Actors struggle to avoid typecasting dilemmas
Woody Harrelson probably could have made an entire career out of playing slow-witted bartenders. Robin Williams might have made a nice living off variations of Mork from Ork.
Instead, both found work outside the boundaries of those characters, but not without some effort. In Hollywood, you are what casting directors say you are unless you can prove otherwise.
Typecasting is a conundrum for most actors: While they are elated to find a character that brings them success, they also fear being thought of only in that regard.
“I think once you become fortunate enough to find a role people identify you with, you receive a lot of offers to do some variation of that role,” says three-time Emmy winner Dennis Franz, who has made Det. Andy Sipowicz on “NYPD Blue” one of the most indelible characters on TV. “The battle is to fight the temptations. If you want to expand to a variety of roles, then you have to hold out and not just take the opportunities presented.”
Like most television actors, Franz isn’t exactly wallowing in dead time. He has just a three-month window in which to do other projects, and he says he tries to select only those parts that he finds as challenging and fulfilling as the one created for him by Steven Bochco and David Milch.
Included in that list are appearances in features such as “City of Angels” and “American Buffalo,” and the TV movie “Texas Justice.” Such forays into other characters help soften the strong identification he has established not only with Sipowicz but with small-screen predecessors Det. Sal Benedetto and Det. Norman Buntz, both of “Hill Street Blues.”
“What has happened is that because of the success of this show and the character, people are willing to take a chance on me to play other roles,” Franz explains, “not just other cop roles. It has opened doors for me in that direction, which have been welcome departures.”
When Edie Falco goes shopping now, she is practically accosted by fans of “The Sopranos” who have trouble separating her from her character Carmela. She says she is flattered, but she also understands the pitfalls of being so closely tied to one enormously popular role.
“I had never played a mob wife before,” Falco says. “I had never played an Italian-American mother. So it was sort of a new thing. Since then, I’ve been offered about 4 million more Carmela types. On some level, I wouldn’t have cared if all the characters were as smart. The writing on this show is so brilliant.”
Falco, who won the drama actress Emmy last year, has a long list of credits covering a wide range of roles, including the part of a prison guard on another HBO show, “Oz.” Recently, she starred in the indie feature “Judy Berlin,” in which she plays a naive Long Island waitress. The part was tailored for her by writer-director Eric Mendelsohn, a longtime friend.
“Frankly,” she explains, “I’m a lot more Judy Berlin than I am Carmela.”
In her experience, she continues, actors have control over the issue of typecasting. “A lot of actors think that if they don’t take those same types of roles, then they won’t work.
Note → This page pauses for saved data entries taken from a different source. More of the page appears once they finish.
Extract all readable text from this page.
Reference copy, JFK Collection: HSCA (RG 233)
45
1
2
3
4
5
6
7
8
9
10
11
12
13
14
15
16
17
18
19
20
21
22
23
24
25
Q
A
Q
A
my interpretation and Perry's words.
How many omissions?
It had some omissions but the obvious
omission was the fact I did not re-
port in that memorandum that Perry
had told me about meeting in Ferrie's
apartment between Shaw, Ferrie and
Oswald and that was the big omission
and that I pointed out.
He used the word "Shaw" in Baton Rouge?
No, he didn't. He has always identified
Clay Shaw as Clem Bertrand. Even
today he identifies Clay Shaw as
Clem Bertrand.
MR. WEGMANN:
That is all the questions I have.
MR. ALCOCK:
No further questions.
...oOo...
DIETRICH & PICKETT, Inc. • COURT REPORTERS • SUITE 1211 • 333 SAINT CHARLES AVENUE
But if they hang in there, eventually somebody will come up with something different for you to do.”
There aren’t too many similarities between characters Carmela Soprano and Dharma Freedom Finkelstein Montgomery, yet Jenna Elfman can relate to what Falco has experienced.
“In the first couple of seasons of ‘Dharma & Greg,’ I was getting offered all these wedding-romantic comedy movies about the quirky girl,” Elfman recalls. “I actually knew in the very beginning, when we did the pilot, that the show would be a hit. And I knew (typecasting) was something to look out for in terms of my own career, because I had always planned to do film and TV.”
That plan is in full force. Elfman has carved out a bounteous film career, including parts in “EdTV,” “Keeping the Faith” and the upcoming “Town and Country.” She says one of the reasons she has had success finding roles that are departures from the free-spirited Dharma is that she observed some of the career paths taken by other actresses.
“I learned from other people’s mistakes,” she says. “When I was auditioning and struggling, I would take notice of other actors and actresses and see what their successful and unsuccessful actions were. I laid down my own ground rules that I would not be trapped in the Dharma character.
“Don’t get me wrong, I love Dharma. But I do it nine months out of the year. There are other characters I want to play. And I don’t get a lot of time, so I have to be really picky as to what I decide to do. Also, I try to position myself in film with film actors, not television actors. I want to work with people who are strongly known in the film business. It’s almost like living a dual life.”
Elfman was quick to point out, however, that she is grateful for the success of “Dharma & Greg” because it has positioned her to attract other opportunities.
Brad Garrett is equally thankful for his success as Robert on “Everybody Loves Raymond.” Being recognized for one role, he says, is better than not being recognized at all.
“It means you’re working and you’re doing a character that people are going to remember,” he explains. “Between my size and my voice, I’m not exactly going to blend in. It’s a lot better than working at T.G.I. Friday’s (where he was a waiter at the beginning of his career).”